Weeknotes 13

  • A day in the life of a satellite dish
  • I am ashamed to say, but this silly little gif took a LOT more time and effort than I intended it to.
    It just became one of those rabbit hole time sinks where I just wanted to get it done to see if it was worth the work it was taking.
    Answer.
    No, it wasn’t.

    In short, I tried a few different ways to make the time lapse, and just failed at every turn.
    Gave up in the end and just compressed the time of the video camera recording then used ffmpeg to convert it to a gif.
    Cat at the base of the dish in the morning, cat (different one) along the fence in the evening… They cats like to drink and hunt birds at the fishpond. Don’t get me started.
    I guess the take away from this gif is that the dish really does not move that much, but the tracking is so critical.
    It’s all of a bit of a let down really.

  • Chrome.exe
  • The computer kept crashing – well, to be accurate, Node-RED kept crashing, so we went to the Node-RED forums and they gave me some key words to Google.
    Turns out what I needed in the code was a thing called a ‘try catch’.
    The code tries something, and if it works, fine, if it fails, then the catch catches the fail code and handles it rather than letting wreak havoc on the system.
    Fun and game then with me trying to figure out where to put a try catch in the Puppeteer (headless Chromium), but with a little forum help, we got there.
    So far, Node-RED has been up 3 days straight. Pretty sure that’s a record.
    Can we close the book on this one? Duno. Hope so.
    It would be nice to back to the 3-4 time a month forced Microsoft reboots.

  • NanoVNA
  • I (apparently) am hard to buy Fathers Day presents for.
    So, I bought myself a Vector Network Analyzer. Been wanting one for a while and wish I had pushed the ‘Buy Now’ button a while ago, but eh. Little did I know.
    It arrived on the weekend, so of course, I tested every antenna I have.

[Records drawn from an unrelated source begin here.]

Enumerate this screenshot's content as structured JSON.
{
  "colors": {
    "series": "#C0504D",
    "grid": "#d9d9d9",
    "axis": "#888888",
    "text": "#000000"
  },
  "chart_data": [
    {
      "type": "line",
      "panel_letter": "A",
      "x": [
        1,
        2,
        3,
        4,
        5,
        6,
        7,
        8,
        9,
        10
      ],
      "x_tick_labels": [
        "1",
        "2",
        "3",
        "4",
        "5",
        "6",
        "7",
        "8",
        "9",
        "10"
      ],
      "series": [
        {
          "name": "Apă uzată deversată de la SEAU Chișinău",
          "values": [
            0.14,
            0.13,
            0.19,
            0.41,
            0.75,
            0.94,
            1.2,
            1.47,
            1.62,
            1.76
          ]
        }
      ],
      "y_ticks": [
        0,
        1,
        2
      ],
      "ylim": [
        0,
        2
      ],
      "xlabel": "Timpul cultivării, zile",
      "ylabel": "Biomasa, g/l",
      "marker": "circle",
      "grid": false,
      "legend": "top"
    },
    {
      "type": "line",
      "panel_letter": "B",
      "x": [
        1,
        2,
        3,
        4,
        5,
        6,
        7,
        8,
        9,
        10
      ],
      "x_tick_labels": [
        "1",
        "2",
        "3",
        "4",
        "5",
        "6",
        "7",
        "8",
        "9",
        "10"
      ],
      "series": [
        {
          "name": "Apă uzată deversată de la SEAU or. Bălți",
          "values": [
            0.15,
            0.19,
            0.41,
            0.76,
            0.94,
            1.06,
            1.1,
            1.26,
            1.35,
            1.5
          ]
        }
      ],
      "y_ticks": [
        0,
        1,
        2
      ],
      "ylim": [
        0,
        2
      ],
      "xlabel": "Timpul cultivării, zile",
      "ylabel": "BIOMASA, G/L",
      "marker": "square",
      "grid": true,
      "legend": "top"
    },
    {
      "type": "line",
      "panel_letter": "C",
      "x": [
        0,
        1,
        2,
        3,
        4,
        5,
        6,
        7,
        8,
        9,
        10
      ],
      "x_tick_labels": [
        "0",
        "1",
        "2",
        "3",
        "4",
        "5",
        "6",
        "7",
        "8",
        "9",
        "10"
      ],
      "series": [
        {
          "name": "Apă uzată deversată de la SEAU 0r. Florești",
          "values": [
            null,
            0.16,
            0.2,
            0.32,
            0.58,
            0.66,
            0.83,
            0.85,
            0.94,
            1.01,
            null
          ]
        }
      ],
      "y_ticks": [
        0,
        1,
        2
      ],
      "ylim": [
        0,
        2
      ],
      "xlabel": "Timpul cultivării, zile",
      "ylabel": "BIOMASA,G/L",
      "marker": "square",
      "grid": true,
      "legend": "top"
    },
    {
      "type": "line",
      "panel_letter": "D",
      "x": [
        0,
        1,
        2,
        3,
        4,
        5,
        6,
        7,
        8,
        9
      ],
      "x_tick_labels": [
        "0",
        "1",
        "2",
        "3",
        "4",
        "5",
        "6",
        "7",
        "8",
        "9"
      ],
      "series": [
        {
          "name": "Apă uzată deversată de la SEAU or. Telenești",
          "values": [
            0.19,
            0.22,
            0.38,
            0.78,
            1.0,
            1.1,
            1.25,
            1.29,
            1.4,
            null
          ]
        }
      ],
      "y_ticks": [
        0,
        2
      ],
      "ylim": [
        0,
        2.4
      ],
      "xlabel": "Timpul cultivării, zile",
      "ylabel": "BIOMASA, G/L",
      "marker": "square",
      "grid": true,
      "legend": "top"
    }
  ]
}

    I got the slightly upgraded one with the metal body as it has better shielding and goes to a higher frequency which I needed for my satellite stuff.
    In short, its a sweep transmitter that you can set the upper and lower frequencies for, it sends a very low power continuous carrier over that range and looks for the reflection.
    So you can measure the loss of coax, the length of a cable, the SWR or tuning of an antenna.
    The really cool thing is that its all live… As you touch the antenna, the display is reacting in real time.

    So yeah, I tweaked everything for a better match and sleep much better at night.
    Happy early Fathers Day to me. (Freddy and the kids are thrilled that they don’t have to think of anything to get me… but really, was a NanoVNA that hard to come up with? I mean, come on.. pretty obvious if you ask me).